While the importance of reliable system logs can't be overestimated, logs only tell part of the story of what is happening on your network. When something out of the ordinary happens, the event is duly logged to the appropriate file, where it waits for a human to notice and take the appropriate action. But logs are valuable only if someone actually reads them. When log files add to the deluge of information that most network administrators already wade through each day, many log files may go unread for days or weeks. This situation is made worse when log files are clogged with irrelevant information. For example, a cry for help from an overburdened mail server can easily be lost if it is surrounded by innocuous entries about failed spam attempts. All too often, logs are used as a resource to figure out "what happened" when systems fail, rather than as a guide to what is happening now.
Another important aspect of log entries is that they only provide a "spot check" of your system at a particular moment. Without a history of what normal performance looks like, it can be difficult to tell the difference between ordinary network traffic, a DoS attack, and a visitation from Slashdot readers. While you can easily build a report on how many times the /var partition filled up, how can you easily know what usage looks like over time? Is the mail spool clogged due to one inconsiderate user, or is it part of an attack by an adversary? Or is it simply a general trend that is the result of trying to serve too many users on too small a disk?
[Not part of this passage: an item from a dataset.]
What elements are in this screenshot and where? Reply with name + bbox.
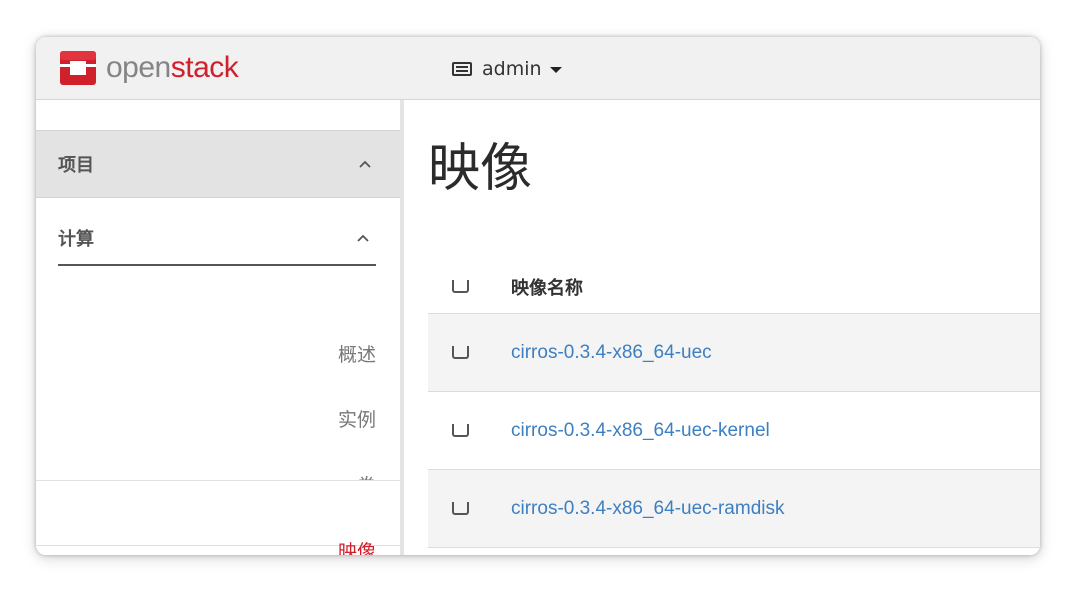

This chapter describes a number of methods for tracking the availability of services and resources over time. Rather than having to watch system logs manually, it is usually far better to have the systems notify you when there is a problem?and only when there is a problem. There are also a number of suggestions about how to recognize trends in your network traffic by monitoring flows and plotting the results on a graph. Sure, you may know what your average outbound Internet traffic looks like, but how much of that traffic is made up of HTTP versus SMTP? You may know roughly how much is being used by each server on your network, but what if you want to break the traffic down by protocol? The hacks in this chapter will show you how.